The state's air was menaced by uncontrolled emissions from furnaces, boilers, chimneys, and even passing ships on the Detroit River by the late 19th Century. Detroit enacted its first "smoke abatement" ordinance in 1885, but tough controls on what became known as air pollution followed World War II.

In 1936 the chief smoke inspector for Detroit estimated that 350 tons of "soot, fly-ash and dirt" fell each year on every square mile of Detroit, up from 56 tons in 1931. "Smoking factory chimneys, long pointed to as symbols of civic prosperity, actually are signs that money is being wasted and health menaced," said Charles J. McCabe. He warned of dangers caused by the release of sulfur dioxide from coal burning, saying it weathered paint, harmed green vegetation, and caused inflammation of the nose and throat.
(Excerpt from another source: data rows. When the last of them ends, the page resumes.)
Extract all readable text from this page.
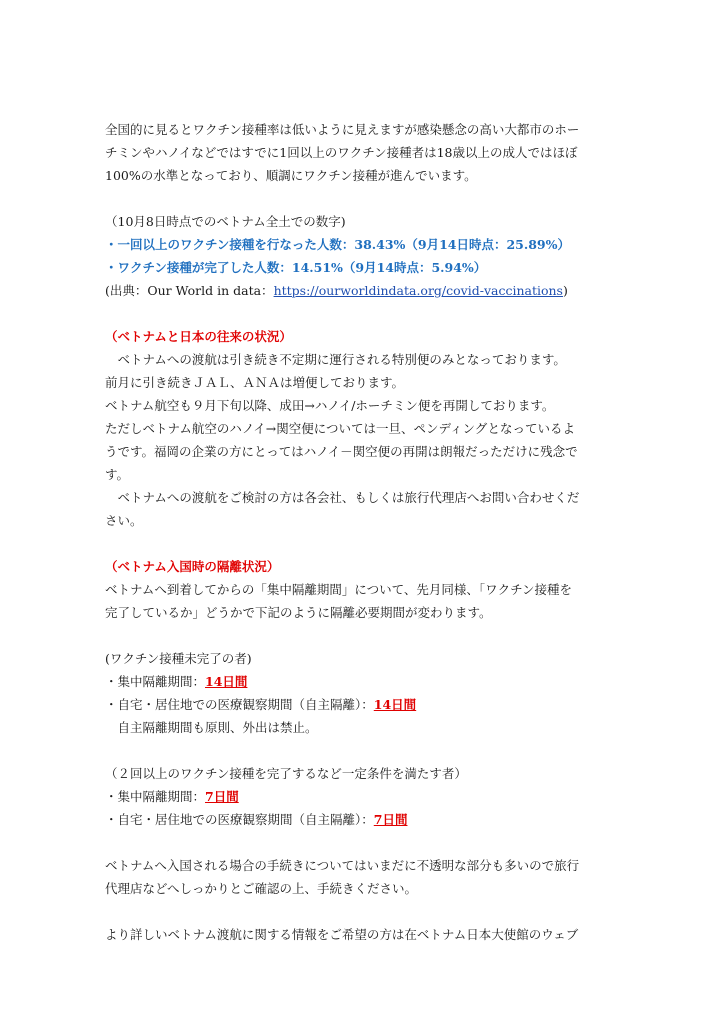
全国的に見るとワクチン接種率は低いように見えますが感染懸念の高い大都市のホー

チミンやハノイなどではすでに1回以上のワクチン接種者は18歳以上の成人ではほぼ

100%の水準となっており、順調にワクチン接種が進んでいます。

（10月8日時点でのベトナム全土での数字)

・一回以上のワクチン接種を行なった人数：38.43%（9月14日時点：25.89%）

・ワクチン接種が完了した人数：14.51%（9月14時点：5.94%）

(出典：Our World in data：https://ourworldindata.org/covid-vaccinations)

（ベトナムと日本の往来の状況）

　ベトナムへの渡航は引き続き不定期に運行される特別便のみとなっております。

前月に引き続きＪＡＬ、ＡＮＡは増便しております。

ベトナム航空も９月下旬以降、成田→ハノイ/ホーチミン便を再開しております。

ただしベトナム航空のハノイ→関空便については一旦、ペンディングとなっているよ

うです。福岡の企業の方にとってはハノイ－関空便の再開は朗報だっただけに残念で

す。

　ベトナムへの渡航をご検討の方は各会社、もしくは旅行代理店へお問い合わせくだ

さい。

（ベトナム入国時の隔離状況）

ベトナムへ到着してからの「集中隔離期間」について、先月同様、「ワクチン接種を

完了しているか」どうかで下記のように隔離必要期間が変わります。

(ワクチン接種未完了の者)

・集中隔離期間：14日間

・自宅・居住地での医療観察期間（自主隔離）：14日間

　自主隔離期間も原則、外出は禁止。

（２回以上のワクチン接種を完了するなど一定条件を満たす者）

・集中隔離期間：7日間

・自宅・居住地での医療観察期間（自主隔離）：7日間

ベトナムへ入国される場合の手続きについてはいまだに不透明な部分も多いので旅行

代理店などへしっかりとご確認の上、手続きください。

より詳しいベトナム渡航に関する情報をご希望の方は在ベトナム日本大使館のウェブ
The city's reduction in smoke inspectors from 12 to two had crippled the program, he complained.

A Detroit Free Press campaign to clean up the twin civic plagues of rats and thick smoke helped propel the city's revised 1947 air quality ordinance, considered the first modern law of its kind in the state. The death of 20 people during an air pollution episode in Donora, Pennsylvania in 1948 made air pollution a national concern. Wayne County adopted an air pollution regulation in 1955; Michigan's first air pollution law took effect in 1965.